Dominique Eeman
Créatif par nature
Mots : Barbara Wesoly
Photos : Stefano Arcari
Dominique Eeman travaille le vivant comme une sculpture, y apposant ses lignes et sa signature tout en en embrassant la matière. Dans ses jardins suspendus, maritimes ou avant-gardistes, il cultive avec ingéniosité et beauté sa passion de l’organique. Portrait d’un botaniste dans l’âme qui s’accomplit hors des sentiers battus.
Vous définissez vos réalisations comme une quête de symbiose entre habitation et jardin. Comment parvenir à celle-ci selon vous ? En comprenant pleinement le lieu et les éléments qui le composent : son architecture, les bâtiments présents, ainsi que la nature environnante. Mon premier acte est de parcourir les environs pour découvrir les végétaux qui y poussent, la typologie et les spécificités du sol. Œuvrer avec de la matière organique demande de s’adapter à elle et d’accepter de suivre son rythme et ses impératifs. Il est également crucial de connaître ceux qui vont habiter ce lieu. Un jardin doit être comme le prolongement d’un lieu de vie, un espace où l’on mange, savoure et reçoit des amis, où l’on doit se sentir bien. Les plus beaux projets sont ceux en adéquation avec leur propriétaire et ses souhaits. Il faut que cette volonté intérieure infuse vers l’extérieur, créant une véritable symbiose, une unité.
Au-delà de ces premiers critères, abordez-vous chaque lieu comme une étendue vierge prête à être remodelée ? Pas totalement vierge, non, mais résolument nouvelle. Je jette d’ailleurs toujours la première esquisse d’un jardin, car elle sera forcément la plus évidente. Je m’impose d’imaginer plus loin, de concevoir au-delà. Souvent, il s’agit également d’un mariage d’impulsions, surtout lors de missions pour des connaisseurs ou à partir de demandes très spécifiques. Par exemple, pour un projet mené en parallèle avec les architectes Paul Robbrecht et Bruno Moinard, ils avaient conçu une maison blanche monochrome et le jardin devait rehausser l’ensemble d’une touche colorée. Je devais perpétuer leur vision tout en y apposant la mienne.
Enfant, votre fascination pour la nature, vous est venue de la mer du Nord, à proximité de laquelle vous viviez une grande partie de l’année. Comment l’eau vous a-t-elle menée à l’architecture paysagiste ? J’ai toujours ressenti une proximité, un lien avec la nature. Nous habitions à la côte et voyagions beaucoup. J’ai commencé très tôt à dessiner et je rêvais d’un métier qui me permettrait de voir le monde. Ces trois passions m’ont conduit à cette voie. Lors de mes études, j’ai dû réaliser un stage à l’étranger. J’ai choisi le Midi de la France et j’ai été fasciné par la végétation méditerranéenne. Cela a directement éveillé en moi l’envie de me spécialiser dans les jardins côtiers, qui représentent aujourd’hui 90 % de mon travail.

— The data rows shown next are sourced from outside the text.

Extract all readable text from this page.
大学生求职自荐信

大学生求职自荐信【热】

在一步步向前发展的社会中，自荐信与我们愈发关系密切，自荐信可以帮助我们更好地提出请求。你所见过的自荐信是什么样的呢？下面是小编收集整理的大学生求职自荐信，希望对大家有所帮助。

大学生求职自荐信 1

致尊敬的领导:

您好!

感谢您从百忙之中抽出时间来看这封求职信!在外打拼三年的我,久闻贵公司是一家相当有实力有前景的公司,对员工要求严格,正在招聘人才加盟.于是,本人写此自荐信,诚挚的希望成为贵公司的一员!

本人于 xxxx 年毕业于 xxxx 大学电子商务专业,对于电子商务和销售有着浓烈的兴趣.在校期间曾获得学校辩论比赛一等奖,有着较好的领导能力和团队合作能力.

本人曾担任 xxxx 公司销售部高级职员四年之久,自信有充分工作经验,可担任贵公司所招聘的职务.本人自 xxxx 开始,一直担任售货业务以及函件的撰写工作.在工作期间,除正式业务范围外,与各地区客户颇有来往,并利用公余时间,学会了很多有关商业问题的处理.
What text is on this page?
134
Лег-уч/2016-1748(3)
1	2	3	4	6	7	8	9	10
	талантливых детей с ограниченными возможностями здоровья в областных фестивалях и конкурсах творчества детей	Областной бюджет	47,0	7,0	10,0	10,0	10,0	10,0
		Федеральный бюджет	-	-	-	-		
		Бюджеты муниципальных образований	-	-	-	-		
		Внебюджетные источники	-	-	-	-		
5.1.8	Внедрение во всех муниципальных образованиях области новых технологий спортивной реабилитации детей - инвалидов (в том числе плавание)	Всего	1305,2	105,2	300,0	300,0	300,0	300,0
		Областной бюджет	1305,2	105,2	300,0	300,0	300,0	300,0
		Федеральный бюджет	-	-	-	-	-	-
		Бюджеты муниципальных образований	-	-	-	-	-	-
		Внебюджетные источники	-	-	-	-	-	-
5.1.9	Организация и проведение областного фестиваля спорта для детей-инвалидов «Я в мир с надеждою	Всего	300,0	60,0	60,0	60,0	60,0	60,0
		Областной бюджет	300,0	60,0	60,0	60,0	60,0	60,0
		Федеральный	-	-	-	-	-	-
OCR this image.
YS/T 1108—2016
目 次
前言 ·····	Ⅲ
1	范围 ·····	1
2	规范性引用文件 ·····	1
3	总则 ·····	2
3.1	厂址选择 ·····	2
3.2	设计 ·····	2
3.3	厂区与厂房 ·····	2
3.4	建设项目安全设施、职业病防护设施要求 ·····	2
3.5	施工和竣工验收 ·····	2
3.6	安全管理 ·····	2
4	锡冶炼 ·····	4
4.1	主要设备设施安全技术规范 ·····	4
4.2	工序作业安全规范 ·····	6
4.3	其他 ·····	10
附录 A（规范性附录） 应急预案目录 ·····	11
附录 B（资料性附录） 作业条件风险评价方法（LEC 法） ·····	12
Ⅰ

Jardin sur les toits, de sculptures et même jardin maritime : vous osez l’inattendu et le tout terrain. Mais quel type de jardin a votre préférence personnelle ? Je peux me sentir aussi bien dans un endroit sauvage que dans un cadre très travaillé aux formes sculpturales. Mon propre jardin est plutôt singulier. J’habite en plein polder, à côté d’une réserve naturelle. C’est un grand terrain que je fais évoluer progressivement tout en respectant son origine agricole, ainsi que le réchauffement climatique et les changements qui l’accompagnent. Cela nous oblige à évoluer en conscience et à accepter une part d’aléatoire.
Qu’est-ce qui, après plus de 30 ans d’activité, vous fait toujours vibrer dans votre métier ? La création me porte toujours. Je continue d’esquisser mes plans sur papier, au crayon. C’est une des phases les plus enrichissantes d’un projet à mes yeux. La seconde est l’aménagement réel, lorsque les plantes arrivent sur place. Je tiens à les disposer moi-même. Dans la majorité des jardins que j’ai conçus, j’ai tenu en main chaque plante vivace ou d’ornement. J’ai besoin de ressentir l’atmosphère qui se dégage de l’endroit et de recomposer mon puzzle sans plus tenir compte des configurations prévues. Les végétaux ne sont pas des meubles aux proportions exactes. Chacun est différent, unique, et évolue singulièrement, ce qui fait leur magie. Cette réinvention constante est ce qui rend la sculpture du vivant si fascinante.